When Ted Turner had "Casablanca" colorized, many members of the Hollywood creative community cringed.

Again.Led by such notables as Woody Allen and James Stewart, these purists had long argued that Turner was committing sacrilege by taking films that were purposely shot in black-and-white and adding artificial hues to them.

The case of "Casablanca," they said, offered further proof that colorization was turning classic movies into artistic disasters. And few would argue that the addition of computerized color to this film as well as such legends as "The Maltese Falcon" and "White Heat" did nothing to enhance these productions.

But here's news for the purists. Colorization ain't all bad.

John Wayne's "three-day wonders" prove that.

That's what Wayne often called the two dozen-plus quickie Westerns he starred in during the early 1930s years before he became a major star. The Westerns, or cowboy pictures as some called them, were cheaply produced and really did take about only three days to film.

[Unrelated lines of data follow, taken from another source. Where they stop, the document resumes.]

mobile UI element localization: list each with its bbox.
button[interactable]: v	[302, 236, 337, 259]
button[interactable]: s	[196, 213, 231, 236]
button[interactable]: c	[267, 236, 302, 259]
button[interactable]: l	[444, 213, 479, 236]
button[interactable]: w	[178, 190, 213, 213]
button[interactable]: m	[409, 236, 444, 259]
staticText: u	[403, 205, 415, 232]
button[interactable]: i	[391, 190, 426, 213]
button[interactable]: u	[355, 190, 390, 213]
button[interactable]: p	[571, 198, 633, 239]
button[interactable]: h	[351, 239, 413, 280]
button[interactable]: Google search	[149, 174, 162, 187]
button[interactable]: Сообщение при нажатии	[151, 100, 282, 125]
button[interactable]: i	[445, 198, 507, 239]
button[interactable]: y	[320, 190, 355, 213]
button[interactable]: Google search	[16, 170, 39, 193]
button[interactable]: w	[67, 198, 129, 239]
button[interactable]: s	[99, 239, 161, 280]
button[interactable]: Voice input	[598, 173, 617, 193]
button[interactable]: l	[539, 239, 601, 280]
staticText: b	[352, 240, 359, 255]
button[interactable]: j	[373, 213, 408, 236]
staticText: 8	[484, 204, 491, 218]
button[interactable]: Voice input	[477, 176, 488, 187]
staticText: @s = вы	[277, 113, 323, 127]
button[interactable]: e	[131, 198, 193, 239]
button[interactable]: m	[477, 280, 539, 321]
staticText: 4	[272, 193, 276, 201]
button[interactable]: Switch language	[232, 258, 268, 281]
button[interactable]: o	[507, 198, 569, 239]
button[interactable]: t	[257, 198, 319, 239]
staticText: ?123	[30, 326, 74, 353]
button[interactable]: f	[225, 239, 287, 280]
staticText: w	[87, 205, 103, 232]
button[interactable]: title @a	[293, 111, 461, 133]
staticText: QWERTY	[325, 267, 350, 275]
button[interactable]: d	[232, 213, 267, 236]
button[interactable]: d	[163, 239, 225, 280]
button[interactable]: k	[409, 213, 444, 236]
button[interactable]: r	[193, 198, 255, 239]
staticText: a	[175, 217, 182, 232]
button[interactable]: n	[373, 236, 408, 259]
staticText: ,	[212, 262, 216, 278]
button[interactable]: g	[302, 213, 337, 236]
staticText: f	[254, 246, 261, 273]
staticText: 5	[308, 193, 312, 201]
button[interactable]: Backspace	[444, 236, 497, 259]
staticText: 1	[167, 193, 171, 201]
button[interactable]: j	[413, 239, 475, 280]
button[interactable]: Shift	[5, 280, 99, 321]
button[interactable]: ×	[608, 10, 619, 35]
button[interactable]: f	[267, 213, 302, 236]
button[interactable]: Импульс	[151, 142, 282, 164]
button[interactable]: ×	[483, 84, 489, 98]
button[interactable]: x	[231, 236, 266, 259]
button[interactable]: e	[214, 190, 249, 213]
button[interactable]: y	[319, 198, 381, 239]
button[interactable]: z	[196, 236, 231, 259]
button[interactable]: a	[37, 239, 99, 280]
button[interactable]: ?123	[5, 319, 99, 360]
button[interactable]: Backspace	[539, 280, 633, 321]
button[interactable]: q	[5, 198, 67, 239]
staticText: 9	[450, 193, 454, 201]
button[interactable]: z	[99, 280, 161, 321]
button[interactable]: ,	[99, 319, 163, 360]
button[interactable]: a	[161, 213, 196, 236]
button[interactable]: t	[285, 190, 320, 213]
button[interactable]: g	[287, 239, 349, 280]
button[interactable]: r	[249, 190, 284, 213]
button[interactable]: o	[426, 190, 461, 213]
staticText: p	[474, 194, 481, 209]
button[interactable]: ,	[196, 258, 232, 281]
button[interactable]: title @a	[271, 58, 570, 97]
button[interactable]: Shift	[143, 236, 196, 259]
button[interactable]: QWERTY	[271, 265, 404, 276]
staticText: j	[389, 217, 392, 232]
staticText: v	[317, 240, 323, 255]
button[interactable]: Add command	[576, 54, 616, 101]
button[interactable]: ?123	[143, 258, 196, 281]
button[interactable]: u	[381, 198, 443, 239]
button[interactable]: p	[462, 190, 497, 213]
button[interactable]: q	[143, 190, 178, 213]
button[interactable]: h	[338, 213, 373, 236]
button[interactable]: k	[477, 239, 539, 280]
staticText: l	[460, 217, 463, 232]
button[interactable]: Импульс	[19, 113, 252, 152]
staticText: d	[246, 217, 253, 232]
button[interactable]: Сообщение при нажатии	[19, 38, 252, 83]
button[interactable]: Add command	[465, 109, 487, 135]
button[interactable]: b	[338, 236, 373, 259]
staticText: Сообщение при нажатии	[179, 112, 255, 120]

They were turned out for the Saturday matinee crowd that craved B Western action week after week. Overall, Wayne made 30 of these little Westerns; six for Warner Brothers in 1932-33, 16 Lone Star Productions for Monogram in 1933-35 and eight for Republic in 1935-36.

The Lone Star group has played on television over and over since the 1950s, mostly as curiosity pieces. There is a sameness about them, mainly because the cast varies little from film to film. Almost all of them feature George Hayes in his pre-Gabby days, soon-to-be super stuntman Yakima Canutt as either villain or foe and Earl Dwire in roles ranging from a Mexican bandit to an honest rancher.

Everybody has probably seen at least one of these efforts at one time or another, marveling at the youth of Wayne and chuckling at the amateurish production values.

But now the films have been given new life thanks to colorization. Vid-America Inc., a video outfit based in New York, is currently adding computerized color to these old movies, and the results are quite pleasing.

The Lone Star releases were not shot in black-and-white because of any artistic considerations. It was all done in the name of economics. Colorizing the films makes them much more watchable.

And, perhaps, that's where the future of colorization lies. It can be used to rescue the B productions of 1930s and 1940s from oblivion and introduce them to a new generation. Most everyone will watch "Casablanca" in black-and-white, but few people will bother to tune in Wayne's 1933 "Sagebrush Trail" without the added allure of color.

So far VidAmerica has released four of Wayne's Lone Star films in colorized versions at the suggested list price of $14.95 each. The four include:

- "Sagebrush Trail" (1933) in which Wayne, wrongly convicted of murder, escapes jail and heads west to search for the real killer.

- "West of the Divide" (1933) has Wayne hell-bent for revenge against the man who murdered his mother and father.

- "Blue Steel" (1934) features Wayne as a U.S. marshal who infiltrates a gang that is terrorizing a town.

- "The Man from Utah" (1934) has Wayne as an undercover agent posing as a rodeo star hired to break up a gang of rodeo racketeers.

VidAmerica plans to release at least 11 more in the colorized format.

Also new to these films is a music score, which was absent when they were originally produced. The score, the same for each film, works nicely at times, but at other times its classical roots seem out of place. It would be better if VidAmerica could come up with various and more action-packed music scores for future releases.